In der Mainpost war zur Würzburger Derniere zu lesen: „Das Mainfranken Theater platzte aus allen Nähten, als am 28. Dezember die deutsch-afrikanische Koproduktion „Les funérailles du désert“ zum letzten Mal in Würzburg aufgeführt wurde. Einige Besucher mussten mit Stehplätzen vorlieb nehmen, etwa 100, die die letzte Chance nutzen wollten, wurden gar nach Hause geschickt… In Würzburg hat „Funérailles“ beim Publikum euphorische Reaktionen hervorgerufen. Bei der letzten Vorstellung applaudierte das Publikum minutenlang mit stehenden Ovationen.“
TEAM
Bernhard Stengele studierte bei Beatrice Camargo in Düsseldorf und bei Monika Pagneux und Philipp Gaullier in Paris. Als Schauspieler kam er 1992 als Ensemblemitglied ans Stadttheater Konstanz und 1996 ans Saarländische Staatstheater nach Saarbrücken, wo er mit Samuel Becketts „Warten auf Godot“ seine erste Regiearbeit präsentierte. 2001 ging er als Schauspieler und Regisseur ans Stadttheater Konstanz zurück. Ab 2004/2005 war er Schauspieldirektor am Mainfranken Theater Würzburg, an dem er über 40 Inszenierungen von Werken u.a. von Beckett, Kane, Shakespeare, Ibsen, Schiller, Büchner, Mozart, Offenbach und Strauss auf die Bühne brachte. Seit Spielzeitbeginn 2012/13 ist Bernhard Stengele Schauspieldirektor von Theater&Philharmonie Thüringen.

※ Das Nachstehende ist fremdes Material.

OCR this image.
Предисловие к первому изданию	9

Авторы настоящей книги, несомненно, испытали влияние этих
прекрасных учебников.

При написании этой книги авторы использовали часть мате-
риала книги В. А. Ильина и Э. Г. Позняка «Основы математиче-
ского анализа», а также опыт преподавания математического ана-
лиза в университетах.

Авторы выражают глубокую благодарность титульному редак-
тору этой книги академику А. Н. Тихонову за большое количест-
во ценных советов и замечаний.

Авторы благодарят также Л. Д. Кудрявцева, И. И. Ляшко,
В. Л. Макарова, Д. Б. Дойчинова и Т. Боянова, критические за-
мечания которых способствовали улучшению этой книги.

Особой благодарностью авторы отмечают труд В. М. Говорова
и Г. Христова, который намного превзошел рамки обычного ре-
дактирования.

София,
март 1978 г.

Ulrich Pakusch studierte Orgel bei Daniel Roth, Klavier bei Wilhelm Ohmen und Dirigieren bei Max Pommer in Saarbrücken und Frankfurt am Main. Die Teilnahme in der Meisterklasse von Sergiu Celibidache und die Hospitanz bei Lorin Maazel prägten seine künstlerische Laufbahn.

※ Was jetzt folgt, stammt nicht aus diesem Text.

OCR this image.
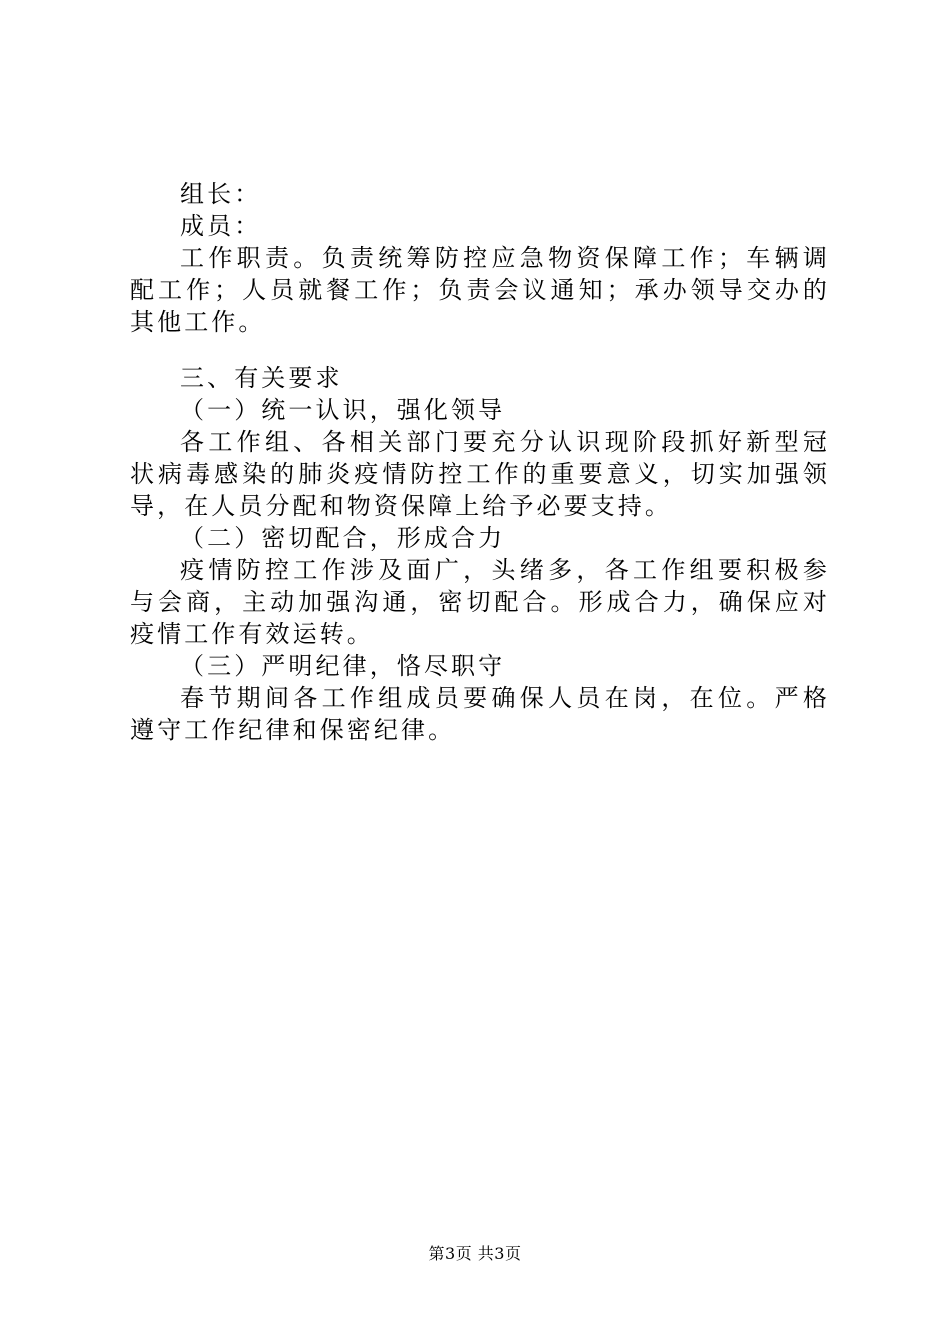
组长：

成员：

工作职责。负责统筹防控应急物资保障工作；车辆调配工作；人员就餐工作；负责会议通知；承办领导交办的其他工作。

三、有关要求

（一）统一认识，强化领导

各工作组、各相关部门要充分认识现阶段抓好新型冠状病毒感染的肺炎疫情防控工作的重要意义，切实加强领导，在人员分配和物资保障上给予必要支持。

（二）密切配合，形成合力

疫情防控工作涉及面广，头绪多，各工作组要积极参与会商，主动加强沟通，密切配合。形成合力，确保应对疫情工作有效运转。

（三）严明纪律，恪尽职守

春节期间各工作组成员要确保人员在岗，在位。严格遵守工作纪律和保密纪律。

第3页 共3页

Sein beruflicher Werdegang führte ihn über die Städtischen Bühnen Regensburg, das Pfalztheater Kaiserslautern und das Badische Staatstheater Karlsruhe zum Mainfranken Theater Würzburg, an dem er von 2004 bis 2011 als Studienleiter und Kapellmeister engagiert war.
Daneben übt Ulrich Pakusch eine rege Tätigkeit als Konzertorganist und Liedbegleiter aus. Er gastierte u. a. im Konzerthaus am Gendarmenmarkt, in der Berliner Philharmonie, in Paris und in der Jack-Singer-Hall Calgary. Liederabende mit dem Bariton Christoph von Weitzel führten ihn u.a. in die Alte Oper Frankfurt, in das Theaterhaus Stuttgart und in die Philharmonie am Gasteig in München. Darüber hinaus ist er musikalischer Leiter der Konzertreihen in der Wallfahrtsbasilika zu Werl (Westfalen) mit einem Umfang von sechs Konzerten im Jahr.
Seit dem Wintersemester 2006/2007 hat Ulrich Pakusch einen Lehrauftrag im Fachbereich Oper an der Hochschule für Musik in Würzburg inne.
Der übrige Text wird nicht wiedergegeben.